My analog design teacher definitely pushed me further towards analog electronic design and his 3 course IC sequence was both the greatest learning experience and the greatest amount of work in my college career. He would always start each course with a “What is Analog?” pep talk and those of us who knew him well would take bets on the stories he would tell (he had about 5 favorites). As opposed to Chris’ teacher who told them to design chips for money, my teacher was all about inspiring passion and that was definitely the driving factor behind pulling 14 hour days to finish laying out my DAC in the second course.
The worst course I ever took however was a motor control/design course and similar to Chris’s experience it was completely because of the professor. Unfortunately, he is the only professor who teaches the course (required for everyone too) so there wasn’t a way to avoid the course. Without getting into a whole rant suffice it to say I’ve never had a professor before or since, who I could debunk so often just by checking the intro paragraphs on Wikipedia. Between that, random quiz questions that didn’t have anything to do with mechatronic systems, and horrible grading, I was completely turned off from the subject matter. Only time will tell if I ever get back into it.

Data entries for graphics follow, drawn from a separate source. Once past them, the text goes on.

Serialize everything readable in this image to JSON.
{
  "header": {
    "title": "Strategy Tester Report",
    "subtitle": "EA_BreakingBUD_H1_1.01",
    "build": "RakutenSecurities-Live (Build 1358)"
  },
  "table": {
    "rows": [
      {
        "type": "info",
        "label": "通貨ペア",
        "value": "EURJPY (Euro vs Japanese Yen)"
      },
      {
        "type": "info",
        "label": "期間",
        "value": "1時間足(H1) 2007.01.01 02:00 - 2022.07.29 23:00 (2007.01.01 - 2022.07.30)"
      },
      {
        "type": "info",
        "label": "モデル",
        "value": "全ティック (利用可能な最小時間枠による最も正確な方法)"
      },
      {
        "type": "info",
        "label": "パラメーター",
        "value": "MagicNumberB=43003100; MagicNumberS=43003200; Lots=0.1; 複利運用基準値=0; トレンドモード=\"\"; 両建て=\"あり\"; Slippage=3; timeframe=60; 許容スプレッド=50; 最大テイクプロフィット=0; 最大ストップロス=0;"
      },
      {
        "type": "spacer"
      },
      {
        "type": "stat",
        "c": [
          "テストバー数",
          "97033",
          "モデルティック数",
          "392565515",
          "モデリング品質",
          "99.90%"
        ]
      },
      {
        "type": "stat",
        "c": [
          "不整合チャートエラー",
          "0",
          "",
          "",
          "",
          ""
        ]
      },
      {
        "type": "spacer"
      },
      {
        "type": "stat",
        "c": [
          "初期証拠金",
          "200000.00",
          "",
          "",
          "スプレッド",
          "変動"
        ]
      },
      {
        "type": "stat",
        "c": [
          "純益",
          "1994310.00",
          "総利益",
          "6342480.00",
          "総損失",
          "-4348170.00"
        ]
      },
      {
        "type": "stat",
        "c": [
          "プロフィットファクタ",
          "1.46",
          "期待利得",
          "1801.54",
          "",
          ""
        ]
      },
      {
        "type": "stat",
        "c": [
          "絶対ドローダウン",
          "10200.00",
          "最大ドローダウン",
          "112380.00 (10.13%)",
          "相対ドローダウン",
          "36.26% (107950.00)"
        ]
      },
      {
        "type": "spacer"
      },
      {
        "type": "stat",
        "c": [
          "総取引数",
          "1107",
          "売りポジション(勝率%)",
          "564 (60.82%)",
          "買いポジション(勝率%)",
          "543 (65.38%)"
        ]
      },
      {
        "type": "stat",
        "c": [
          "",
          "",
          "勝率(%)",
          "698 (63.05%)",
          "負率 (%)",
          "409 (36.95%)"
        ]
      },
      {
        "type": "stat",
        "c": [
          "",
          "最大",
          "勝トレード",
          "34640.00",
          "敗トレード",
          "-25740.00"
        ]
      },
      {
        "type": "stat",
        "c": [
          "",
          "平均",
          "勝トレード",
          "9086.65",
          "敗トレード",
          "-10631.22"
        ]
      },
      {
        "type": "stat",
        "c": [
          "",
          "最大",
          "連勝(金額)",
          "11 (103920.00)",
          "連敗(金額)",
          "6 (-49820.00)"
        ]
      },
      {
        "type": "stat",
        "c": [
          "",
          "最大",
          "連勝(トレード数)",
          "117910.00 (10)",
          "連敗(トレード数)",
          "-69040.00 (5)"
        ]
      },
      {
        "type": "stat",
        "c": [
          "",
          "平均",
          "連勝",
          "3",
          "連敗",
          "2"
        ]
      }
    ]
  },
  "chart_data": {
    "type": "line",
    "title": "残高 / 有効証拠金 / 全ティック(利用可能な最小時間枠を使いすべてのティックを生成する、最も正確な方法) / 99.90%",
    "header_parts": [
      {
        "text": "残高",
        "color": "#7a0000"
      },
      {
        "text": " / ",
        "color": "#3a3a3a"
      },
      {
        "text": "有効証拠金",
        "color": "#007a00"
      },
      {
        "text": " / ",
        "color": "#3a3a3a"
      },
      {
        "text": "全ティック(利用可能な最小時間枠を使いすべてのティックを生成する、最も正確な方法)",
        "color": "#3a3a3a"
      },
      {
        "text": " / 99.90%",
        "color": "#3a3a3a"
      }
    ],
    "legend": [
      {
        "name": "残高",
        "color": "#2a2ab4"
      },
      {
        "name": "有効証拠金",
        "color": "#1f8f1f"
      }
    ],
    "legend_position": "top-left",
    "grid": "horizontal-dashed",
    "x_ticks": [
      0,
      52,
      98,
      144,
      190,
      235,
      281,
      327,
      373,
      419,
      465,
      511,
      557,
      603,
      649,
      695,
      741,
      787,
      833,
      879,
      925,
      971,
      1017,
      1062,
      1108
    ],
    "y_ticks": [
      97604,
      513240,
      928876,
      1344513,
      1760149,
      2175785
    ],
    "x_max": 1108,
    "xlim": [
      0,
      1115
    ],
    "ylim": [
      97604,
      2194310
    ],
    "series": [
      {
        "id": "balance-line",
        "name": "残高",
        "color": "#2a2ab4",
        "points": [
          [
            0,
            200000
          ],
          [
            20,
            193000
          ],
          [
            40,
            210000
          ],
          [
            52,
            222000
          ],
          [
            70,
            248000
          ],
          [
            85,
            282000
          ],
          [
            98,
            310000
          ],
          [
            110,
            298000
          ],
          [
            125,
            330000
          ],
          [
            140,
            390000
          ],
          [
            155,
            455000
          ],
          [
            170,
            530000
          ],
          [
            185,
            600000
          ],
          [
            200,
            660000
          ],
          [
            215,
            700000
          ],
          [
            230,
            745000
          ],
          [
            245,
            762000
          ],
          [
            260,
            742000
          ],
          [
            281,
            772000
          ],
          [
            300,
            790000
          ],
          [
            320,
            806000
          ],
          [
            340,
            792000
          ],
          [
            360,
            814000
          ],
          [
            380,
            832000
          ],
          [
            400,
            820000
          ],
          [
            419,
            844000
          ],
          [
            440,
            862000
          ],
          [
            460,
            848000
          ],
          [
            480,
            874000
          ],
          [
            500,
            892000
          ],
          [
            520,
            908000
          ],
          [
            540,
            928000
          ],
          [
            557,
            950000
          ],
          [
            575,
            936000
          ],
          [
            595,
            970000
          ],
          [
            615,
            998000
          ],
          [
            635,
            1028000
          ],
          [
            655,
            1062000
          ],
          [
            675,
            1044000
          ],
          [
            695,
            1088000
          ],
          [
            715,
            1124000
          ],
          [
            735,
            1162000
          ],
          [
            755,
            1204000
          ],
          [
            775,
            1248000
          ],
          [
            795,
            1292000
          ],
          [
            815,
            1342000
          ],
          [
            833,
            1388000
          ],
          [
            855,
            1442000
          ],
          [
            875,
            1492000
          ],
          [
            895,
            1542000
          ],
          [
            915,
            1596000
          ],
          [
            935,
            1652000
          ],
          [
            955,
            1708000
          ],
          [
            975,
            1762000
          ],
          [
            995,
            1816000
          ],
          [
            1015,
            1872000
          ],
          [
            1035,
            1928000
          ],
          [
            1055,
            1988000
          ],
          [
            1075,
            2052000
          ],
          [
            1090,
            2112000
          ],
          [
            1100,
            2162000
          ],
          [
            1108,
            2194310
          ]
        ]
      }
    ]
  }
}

My favorite teacher also required us to work very hard. Therefore, I think that a lot of the complaints about teachers giving difficult workloads may really be the issue: it’s the teachers who give difficult workloads without making the class enjoyable or relevant.
But yeah…a bad teacher ruins everything.
A good friend and EE classmate was really into analog circuit design even back in high school That was the entire reason he got into EE in the first place. He landed a co-op job at a CCD sensor company and was ecstatic. Unfortunately, for the entire time he was there, they used him to manually bond wires from the CCD die to the package. No circuit analysis. No understanding about the operation of the chip. Just drudgery. After that job, he got so turned of “analog design” that he elected not to take any circuit design course in his last year, opting for DSP instead, which is the field he’s working in today.